Gold in the mountain,
And gold in the glen,
And greed in the heart,
Heaven having no part,
And unsatisfied men.

Analysis, meaning and summary of Herman Melville's poem Gold in the Mountain

4 Comments

  1. R.Miller says:

    The poem is a simple expression of mans greed for needful things. Greed is not heavenly. Simply because greed is not from heaven. Man is never satified, enough is never enough. The poem is simple, and so is the meaning. It could have been expressed much better.

  2. R.Miller says:

    This poem represents greed in a way that makes no sense.
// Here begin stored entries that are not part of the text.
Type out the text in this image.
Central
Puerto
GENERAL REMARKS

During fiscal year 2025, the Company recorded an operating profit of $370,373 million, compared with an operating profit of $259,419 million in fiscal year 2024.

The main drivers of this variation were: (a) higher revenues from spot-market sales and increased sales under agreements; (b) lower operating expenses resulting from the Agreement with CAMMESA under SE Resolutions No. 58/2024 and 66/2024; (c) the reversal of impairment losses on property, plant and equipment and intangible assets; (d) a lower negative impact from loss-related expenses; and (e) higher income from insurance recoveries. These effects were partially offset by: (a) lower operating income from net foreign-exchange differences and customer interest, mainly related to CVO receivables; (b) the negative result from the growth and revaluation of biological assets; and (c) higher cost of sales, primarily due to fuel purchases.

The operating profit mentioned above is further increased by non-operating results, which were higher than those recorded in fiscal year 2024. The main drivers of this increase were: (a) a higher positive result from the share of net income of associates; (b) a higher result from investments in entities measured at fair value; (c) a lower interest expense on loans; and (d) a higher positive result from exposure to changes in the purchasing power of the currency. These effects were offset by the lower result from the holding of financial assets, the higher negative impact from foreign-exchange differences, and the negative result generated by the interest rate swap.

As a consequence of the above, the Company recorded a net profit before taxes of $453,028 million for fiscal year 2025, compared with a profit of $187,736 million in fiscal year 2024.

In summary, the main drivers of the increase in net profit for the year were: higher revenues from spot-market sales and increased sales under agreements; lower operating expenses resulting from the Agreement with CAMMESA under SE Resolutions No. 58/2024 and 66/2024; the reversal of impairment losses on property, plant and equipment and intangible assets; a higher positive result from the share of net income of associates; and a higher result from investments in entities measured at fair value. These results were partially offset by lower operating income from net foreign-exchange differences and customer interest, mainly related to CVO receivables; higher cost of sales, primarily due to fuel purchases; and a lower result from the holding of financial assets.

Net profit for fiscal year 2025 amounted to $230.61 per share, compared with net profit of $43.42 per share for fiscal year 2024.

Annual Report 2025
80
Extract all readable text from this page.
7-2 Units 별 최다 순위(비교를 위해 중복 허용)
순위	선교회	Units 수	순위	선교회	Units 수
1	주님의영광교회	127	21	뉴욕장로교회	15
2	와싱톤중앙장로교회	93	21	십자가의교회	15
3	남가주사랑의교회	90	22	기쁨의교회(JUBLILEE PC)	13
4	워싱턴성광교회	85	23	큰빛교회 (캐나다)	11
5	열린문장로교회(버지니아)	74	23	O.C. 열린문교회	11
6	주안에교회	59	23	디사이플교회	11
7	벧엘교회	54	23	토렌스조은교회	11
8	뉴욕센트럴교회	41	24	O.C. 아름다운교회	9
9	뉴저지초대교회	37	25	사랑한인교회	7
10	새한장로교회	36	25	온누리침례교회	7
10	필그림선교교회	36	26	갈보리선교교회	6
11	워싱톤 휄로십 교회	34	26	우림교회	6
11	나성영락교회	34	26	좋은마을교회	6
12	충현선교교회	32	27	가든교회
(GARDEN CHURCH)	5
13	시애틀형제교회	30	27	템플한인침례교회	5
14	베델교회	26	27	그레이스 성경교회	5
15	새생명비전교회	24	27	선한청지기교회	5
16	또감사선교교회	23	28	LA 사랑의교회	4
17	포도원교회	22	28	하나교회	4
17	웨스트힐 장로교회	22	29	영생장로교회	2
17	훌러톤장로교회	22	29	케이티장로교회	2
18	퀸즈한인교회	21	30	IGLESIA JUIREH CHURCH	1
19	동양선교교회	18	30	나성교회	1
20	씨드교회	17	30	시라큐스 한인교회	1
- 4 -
The poet uses what I consider to be a cofusing analogy for greed and gold.

  3. Suzie says:

    THis poem was awesome. Loved it lots.

  4. ryan says:

    I like how this poem loses its meter after the first three lines. The fourth line is awkward and the fifth is
    difficult to spit out with the word “unsatisfied” right in the middle. It seems to me like “Heaven having no
    part” slows the poem down, almost to the verge of an uncomfortable stop and then “And unsatisfied
    men” is that uncomfortable stop. It’s cool how these lines act like this in the pronunciation of the poem,
    but also (arguably) parallel the natural progression of such a situation, such that “Heaven having no part”
    disrupts peaceful, predictable, comfortable, etc. existence and that “unsatisfied men” bring such
    existence to a dead stop. Very cool.